The thought of restaurants using drones and robots to deliver meals may still seem like something out of Futurama, but more and more operators are sensing the future is now.

Consider these stats offered up by Nicole Schone, marketing and communications leader at Wing Drone Delivery.

“Our average delivery time in Dallas is three minutes and 47 seconds,” she said during a panel discussion at the eighth annual Food On Demand Conference moderated by Robin Riedel Partner at McKinsey & Company.

Robin Riedel Partner McKinsey & Company

Robin Riedel, Partner at McKinsey & Company moderated the autonomous delivery discussion.

“Our drones fly up to 65 miles per hour and our countdown is down to the second,” she added.

And the countdown is on for growing consumer acceptance. It won’t be long before drone delivery is more the norm, she predicts.

“We’d love to see drones in every major U.S. city in the next five years,” she said.

Shake Shake has proven itself open-minded in trying new delivery solutions. It partners with CoCo and Uber Eats on deliveries in Miami and Serve Robotics and Uber Eats for robot deliveries in Los Angeles.

Michael Boyan, director of digital operations at Shake Shack says robotic delivery can work well in cities that are densely populated.

And he gives a simple and rational explanation for why.
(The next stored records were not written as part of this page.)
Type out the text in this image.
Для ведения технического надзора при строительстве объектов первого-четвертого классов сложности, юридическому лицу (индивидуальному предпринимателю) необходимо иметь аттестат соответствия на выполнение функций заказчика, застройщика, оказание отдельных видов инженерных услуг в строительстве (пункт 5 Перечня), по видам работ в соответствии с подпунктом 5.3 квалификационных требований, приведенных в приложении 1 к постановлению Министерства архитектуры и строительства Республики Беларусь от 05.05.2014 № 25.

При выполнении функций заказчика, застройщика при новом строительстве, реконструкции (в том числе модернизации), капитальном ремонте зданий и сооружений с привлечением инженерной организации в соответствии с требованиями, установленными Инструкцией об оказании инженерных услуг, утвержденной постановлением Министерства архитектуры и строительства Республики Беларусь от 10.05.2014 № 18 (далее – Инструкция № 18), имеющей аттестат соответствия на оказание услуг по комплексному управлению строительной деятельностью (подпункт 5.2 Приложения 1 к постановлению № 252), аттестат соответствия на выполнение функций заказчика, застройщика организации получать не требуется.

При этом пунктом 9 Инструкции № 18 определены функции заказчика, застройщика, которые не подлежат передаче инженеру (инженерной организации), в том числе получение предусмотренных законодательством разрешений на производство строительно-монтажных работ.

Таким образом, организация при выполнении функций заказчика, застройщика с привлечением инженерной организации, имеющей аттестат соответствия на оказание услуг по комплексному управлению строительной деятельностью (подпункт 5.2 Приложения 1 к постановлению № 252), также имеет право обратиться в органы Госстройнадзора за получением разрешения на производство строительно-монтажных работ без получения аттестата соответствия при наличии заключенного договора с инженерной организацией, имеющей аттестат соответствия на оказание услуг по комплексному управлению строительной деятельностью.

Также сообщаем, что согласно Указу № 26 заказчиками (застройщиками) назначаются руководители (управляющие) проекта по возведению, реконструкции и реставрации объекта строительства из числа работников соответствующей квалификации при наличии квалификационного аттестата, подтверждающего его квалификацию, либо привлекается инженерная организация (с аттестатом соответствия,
“It’s in one-mile deliveries,” he said. “A lot of drivers don’t want small orders because they don’t pay as much, but those orders still need to be delivered. That’s why I don’t think drones and robots are taking human jobs. These are orders that drivers don’t want.”
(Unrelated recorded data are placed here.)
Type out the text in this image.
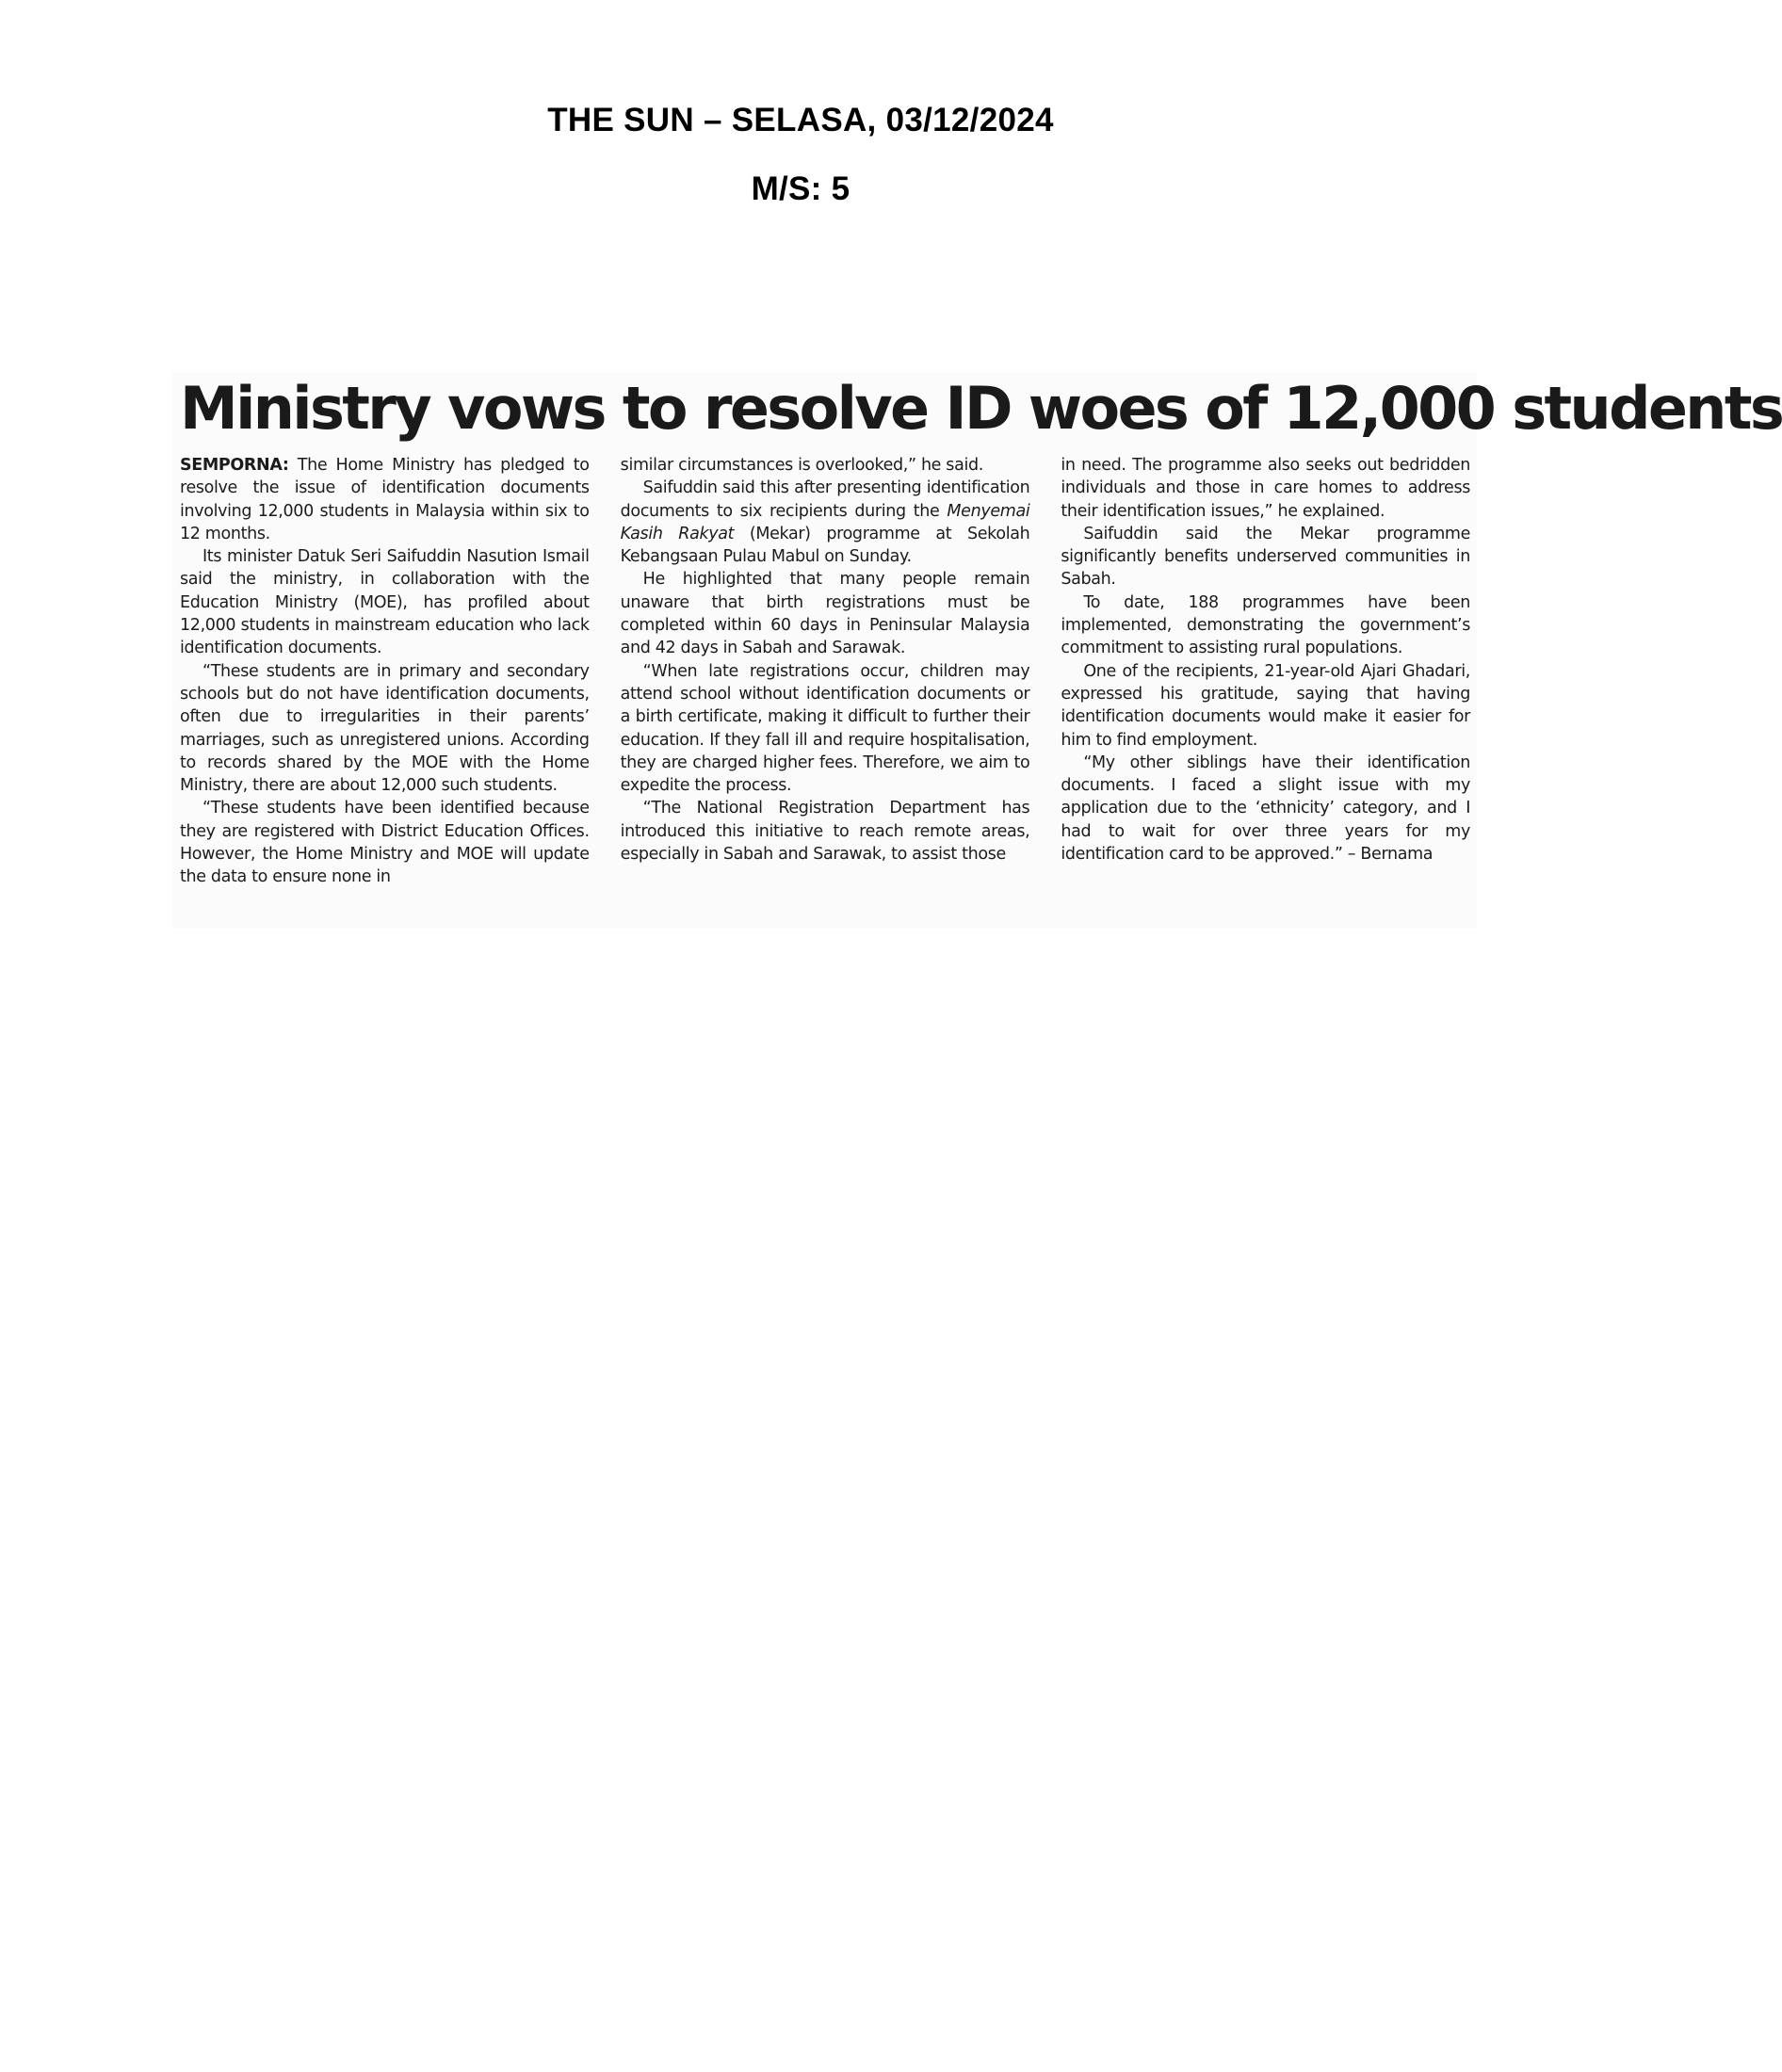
THE SUN – SELASA, 03/12/2024
M/S: 5
Ministry vows to resolve ID woes of 12,000 students

SEMPORNA: The Home Ministry has pledged to resolve the issue of identification documents involving 12,000 students in Malaysia within six to 12 months.

Its minister Datuk Seri Saifuddin Nasution Ismail said the ministry, in collaboration with the Education Ministry (MOE), has profiled about 12,000 students in mainstream education who lack identification documents.

“These students are in primary and secondary schools but do not have identification documents, often due to irregularities in their parents’ marriages, such as unregistered unions. According to records shared by the MOE with the Home Ministry, there are about 12,000 such students.

“These students have been identified because they are registered with District Education Offices. However, the Home Ministry and MOE will update the data to ensure none in

similar circumstances is overlooked,” he said.

Saifuddin said this after presenting identification documents to six recipients during the Menyemai Kasih Rakyat (Mekar) programme at Sekolah Kebangsaan Pulau Mabul on Sunday.

He highlighted that many people remain unaware that birth registrations must be completed within 60 days in Peninsular Malaysia and 42 days in Sabah and Sarawak.

“When late registrations occur, children may attend school without identification documents or a birth certificate, making it difficult to further their education. If they fall ill and require hospitalisation, they are charged higher fees. Therefore, we aim to expedite the process.

“The National Registration Department has introduced this initiative to reach remote areas, especially in Sabah and Sarawak, to assist those

in need. The programme also seeks out bedridden individuals and those in care homes to address their identification issues,” he explained.

Saifuddin said the Mekar programme significantly benefits underserved communities in Sabah.

To date, 188 programmes have been implemented, demonstrating the government’s commitment to assisting rural populations.

One of the recipients, 21-year-old Ajari Ghadari, expressed his gratitude, saying that having identification documents would make it easier for him to find employment.

“My other siblings have their identification documents. I faced a slight issue with my application due to the ‘ethnicity’ category, and I had to wait for over three years for my identification card to be approved.” – Bernama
Touraj Parang, president and COO of Serve Robotics, offers another explanation for robot popularity.

“The robots are cute,” he said. “They’re like if Wall-E and a Minion had a baby.”

And if current-usage projections grow, those babies will have lots of babies.

As it is, Serve Robotics has a contract with Uber to put 2,000 robots on the streets by the end of the year.

To underline Boyan’s point, half of U.S. deliveries are under two and a half miles, Parang said.

Boyan also notes a psychological factor that likely plays a role in the growing consumer acceptance of autonomous delivery: lack of shaming.

“No one is judging you if you get tacos at midnight,” he said.

Things will still need to loosen up from a regulatory standpoint for widespread drone usage, Schone notes. She points to North Carolina for a framework that she likes.

“We used to need to validate every single nest of six miles out and six miles back. But today in North Carolina you can validate across cities,” she said.

And what shows up in her data is that once consumers try drone delivery, they like it.

“Fifty percent of consumers order again after trying it once, and 25 percent order multiple times a week,” she said.

The eighth annual Food On Demand Conference, which offers insights from key restaurant and foodservice players in mobile ordering, delivery, catering and technology, continues through May 7 at the Bellagio in Las Vegas.